Eddie, Hard to believe Tommy is gone now seven years next month, I keep waiting for the phone to ring and hear "Hey Bobby, ya got minute for me?" It was a morning ritual that I don't know when it started but I thought that it would never end. When it did end the world was a sadder place not just for me but for the entire fire service.

Tommy taught us a lot of things while he was here, practical down-to-earth things that we should be doing on the fireground every time. He also taught us things about being good people, a lot of things about being good people. Tommy always said that nobody had to be wrong for him to be right. That meant that everybody had a right to their opinion whether you agreed with it or not. I remember sitting listening to people talking to Tommy and going all over the place and Tommy was never once critical, never once rude but always honestly trying to find out just why they thought what they thought.

I put a link to what we wrote the day after Tommy passed.
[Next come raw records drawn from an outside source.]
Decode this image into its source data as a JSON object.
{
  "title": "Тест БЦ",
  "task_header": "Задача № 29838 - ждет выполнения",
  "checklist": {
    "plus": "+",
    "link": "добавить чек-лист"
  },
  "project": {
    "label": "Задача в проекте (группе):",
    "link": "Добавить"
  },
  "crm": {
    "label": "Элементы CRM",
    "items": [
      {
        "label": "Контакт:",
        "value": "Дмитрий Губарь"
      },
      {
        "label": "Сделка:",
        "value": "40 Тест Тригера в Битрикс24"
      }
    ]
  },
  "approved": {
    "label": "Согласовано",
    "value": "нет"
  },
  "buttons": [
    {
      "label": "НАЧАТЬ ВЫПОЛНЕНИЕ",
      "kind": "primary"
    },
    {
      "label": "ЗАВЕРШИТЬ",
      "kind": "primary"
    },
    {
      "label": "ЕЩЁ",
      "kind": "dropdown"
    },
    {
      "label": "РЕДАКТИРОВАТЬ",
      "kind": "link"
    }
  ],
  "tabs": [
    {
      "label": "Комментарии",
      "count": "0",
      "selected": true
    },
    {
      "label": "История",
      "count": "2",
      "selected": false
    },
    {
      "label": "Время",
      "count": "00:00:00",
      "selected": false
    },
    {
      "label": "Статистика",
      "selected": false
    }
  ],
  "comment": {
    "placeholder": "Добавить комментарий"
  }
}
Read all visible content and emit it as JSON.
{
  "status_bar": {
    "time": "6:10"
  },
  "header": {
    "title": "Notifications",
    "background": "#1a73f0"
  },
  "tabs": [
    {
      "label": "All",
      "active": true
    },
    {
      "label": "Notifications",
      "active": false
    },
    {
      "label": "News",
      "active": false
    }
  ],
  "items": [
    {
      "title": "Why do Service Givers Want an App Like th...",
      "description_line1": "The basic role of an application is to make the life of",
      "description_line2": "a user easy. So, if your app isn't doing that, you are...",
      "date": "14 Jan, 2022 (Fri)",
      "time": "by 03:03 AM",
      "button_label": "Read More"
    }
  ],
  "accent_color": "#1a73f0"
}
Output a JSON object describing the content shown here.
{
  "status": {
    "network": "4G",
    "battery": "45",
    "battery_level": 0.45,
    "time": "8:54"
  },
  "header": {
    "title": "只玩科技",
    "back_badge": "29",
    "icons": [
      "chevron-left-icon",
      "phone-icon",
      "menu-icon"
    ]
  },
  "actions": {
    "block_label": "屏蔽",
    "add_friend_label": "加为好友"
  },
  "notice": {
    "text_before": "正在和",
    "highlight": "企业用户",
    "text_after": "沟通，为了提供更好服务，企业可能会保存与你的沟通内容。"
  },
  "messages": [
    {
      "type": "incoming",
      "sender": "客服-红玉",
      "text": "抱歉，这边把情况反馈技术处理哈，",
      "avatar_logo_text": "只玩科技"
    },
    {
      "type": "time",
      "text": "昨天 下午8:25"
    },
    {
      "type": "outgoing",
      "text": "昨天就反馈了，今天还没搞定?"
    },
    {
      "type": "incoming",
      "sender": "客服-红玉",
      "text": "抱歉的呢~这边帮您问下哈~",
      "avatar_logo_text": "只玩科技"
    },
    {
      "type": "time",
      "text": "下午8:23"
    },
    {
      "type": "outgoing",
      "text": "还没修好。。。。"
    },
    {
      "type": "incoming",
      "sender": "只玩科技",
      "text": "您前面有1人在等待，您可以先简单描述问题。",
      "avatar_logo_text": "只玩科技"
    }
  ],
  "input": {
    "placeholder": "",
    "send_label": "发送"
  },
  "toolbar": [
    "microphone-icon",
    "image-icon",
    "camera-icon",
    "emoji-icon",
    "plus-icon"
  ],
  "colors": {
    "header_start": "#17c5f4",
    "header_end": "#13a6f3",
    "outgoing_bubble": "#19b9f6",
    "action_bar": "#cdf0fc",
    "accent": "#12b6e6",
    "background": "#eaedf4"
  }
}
If you didn't know Tommy or never had a chance to meet him you should read this.

Tommy and I shared a lot of things, he loved my family and I love his always will, besides Tommy's beautiful wife Janet his wonderful children Tom, Teresa, Eileen and Brian every firefighter should consider themselves one of Tommy's kids that's kinda how he looked at us. Any time we did something great he would brag about us as if he were his own sons and daughters, and any time we fell short he was always there to pick us up, to pat us on the back and tell us to get back in there and keep going.

I know Tommy's up there in heaven now looking down on us laughing, proud of what we are doing, proud that we're still pushing the envelope. I know someday I'll see him again. I love you Tommy and I miss you my friend.